How Faith Groups Are Bringing Sermons to Screens This Holiday Season – Rabbi Rachel Weiss (’09)

Produced by Blair Paddock

Originally published and aired by WTTW / PBS Chicago on Dec. 7, 2021

View full television segment here.

Hanukkah and Christmas are held during some of the shortest days of the year — meaning, they’re also the darkest.

But these holidays offer light through menorahs and advent candles, and now, due to the pandemic, the glow of a computer screen.

Typically, these holidays are celebrated in groups of family and friends, but with COVID-19 cases on the rise, faith groups have had to push their celebrations online.

Rachel Weiss, a senior rabbi at the Jewish Reconstructionist Congregation, said her congregation has created meaningful ways to celebrate the holiday online. Together, they’ll be cooking latkes together, watching movies and lighting candles virtually.

“Because we do it on Zoom, we have windows into everyone’s homes and it’s incredibly moving to be able to see candles lit all over,” Weiss said. “It’s like windows into 100 different sanctuaries.”

With celebrations being held outside of the synagogue, people have a unique opportunity to explore their faith, Weiss said.

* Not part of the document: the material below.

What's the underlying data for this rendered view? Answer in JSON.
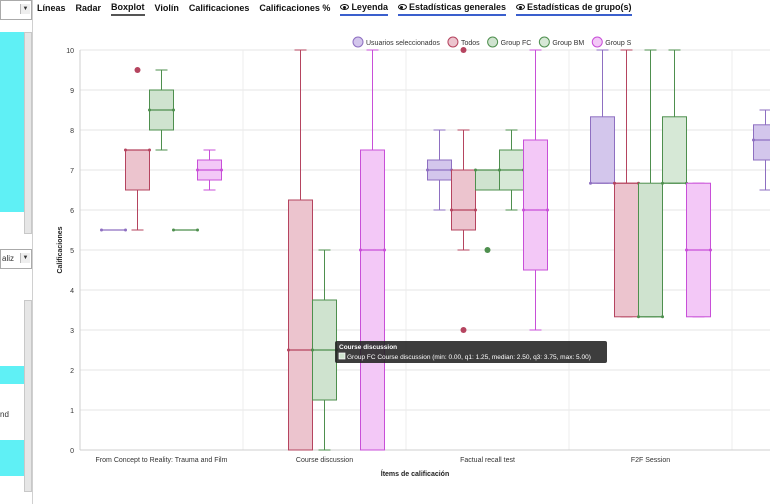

It’s allowed them to see how they can create Jewish rituals that are meaningful in their daily lives.

“I have officiated at this point over a dozen Zoom bar, bat and brit mitzvahs in which we mark this ritual of becoming a Jewish adult,” Weiss said. “It’s really a marker of Jewish values that a 13-year-old gives up something that they want for the greater good of the community.”

Shawna Bowman, a pastor at Friendship Presbyterian Church, is also shifting gears for the holiday. The congregation is having people sign up to carol, do a table reading of a Christmas pageant and light candles for Christmas Eve — all virtually. Moving completely online has allowed the church to embrace new ways of learning different technologies they might have not used otherwise.

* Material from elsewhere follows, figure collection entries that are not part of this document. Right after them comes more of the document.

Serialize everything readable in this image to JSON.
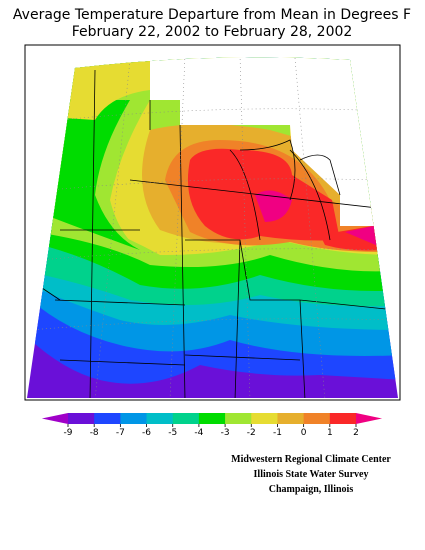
{
  "title": [
    "Average Temperature Departure from Mean in Degrees F",
    "February 22, 2002 to February 28, 2002"
  ],
  "legend": {
    "colors": [
      "#a000c8",
      "#6a10d8",
      "#1e46ff",
      "#0096e6",
      "#00bec8",
      "#00d28c",
      "#00dc00",
      "#a0e632",
      "#e6dc32",
      "#e6af2d",
      "#f08228",
      "#fa2828",
      "#f00082"
    ],
    "ticks": [
      -9,
      -8,
      -7,
      -6,
      -5,
      -4,
      -3,
      -2,
      -1,
      0,
      1,
      2
    ]
  },
  "credits": [
    "Midwestern Regional Climate Center",
    "Illinois State Water Survey",
    "Champaign, Illinois"
  ]
}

“I think that it’s not uncommon to make jokes about the church being the last to adapt and that sometimes we are resistant because we’re fearful of what we might lose,” Bowman said. “There’s an intimacy to online gatherings—in  a way you’re face-to-face. Like with passing the peace, there’s a participatory piece that you don’t get in the church.”

While holiday celebrations during the pandemic present challenges, Weiss says, they also offer opportunities for people to come together and bring more light into the world.

“Whether we’re putting up Christmas lights or lighting Hanukkah candles, they’re all about taking risks in the darkness and I think that’s such a poignant message for right now,” Weiss said.